Kawan Gloria, pertanggal 22 februari,
komisi yudisial akan menutup pendaftaran
seleksi calon hakim agung. Sayangnya, sampai menjelang penutupan, antusiasme
pendaftaran masih sangat kecil. Juru bicara KY Asep Rahmat Fajar dirilis jawa
post, mengungkapkan, seperti halnya seleksi – seleksi pejabat lain, jumlah
selalu membludak pada akhir pendaftara.
Sebenarnya KY menetapkan target seratus pendaftar. karena berkiblat dari seleksi tahun lalu.
Meski tidak memenuhi target. KY akan memproses calon pendafdtar yang sudah
masuk, hingga akhir pendaftaran.
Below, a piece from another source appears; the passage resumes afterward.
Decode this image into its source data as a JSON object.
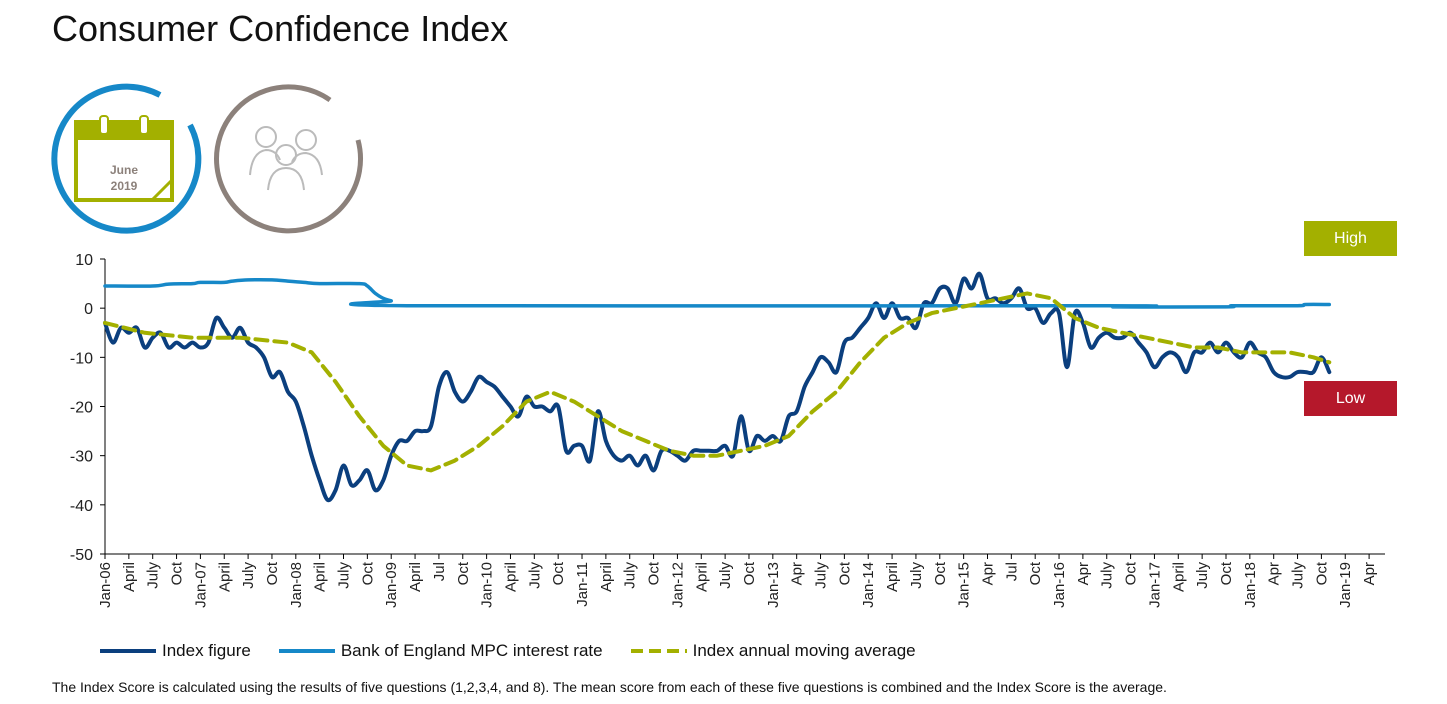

Seperti diwartakan sebelumnya, ada tujuh kursi
kosong, karena hakim agung pensiun, di pecat, serta melengkapi kekurangan
seleksi.
Wakil ketua komisi yudisial Imam
Anshari Saleh mengakui, sulit mencari hakim agung, karena sebagian besar orang
lebih suka mendaftar sebagai anggota legeslatif. Sebab, untuk menjadi hakim
agung harus memiliki pengalaman di bidang hukum selama 20 tahun, lulusan S-2
dari jalur karir, atau S-3 untuk non karir.
Menurut kabiro hukum dan
humas, perekrutan calon hakim agung kurang efesien, sebab hanya diberi waktu
satu setengah jam untuk fit and proper test.
Hal ini tidak sebanding dengan karir yang sudah didapatkan, jika KY
mencari hakim yang mau menjunjung tinggi harkat dan martabat hakim, tentunya harus
ada terobosan baru, dari Komisi Yudisial.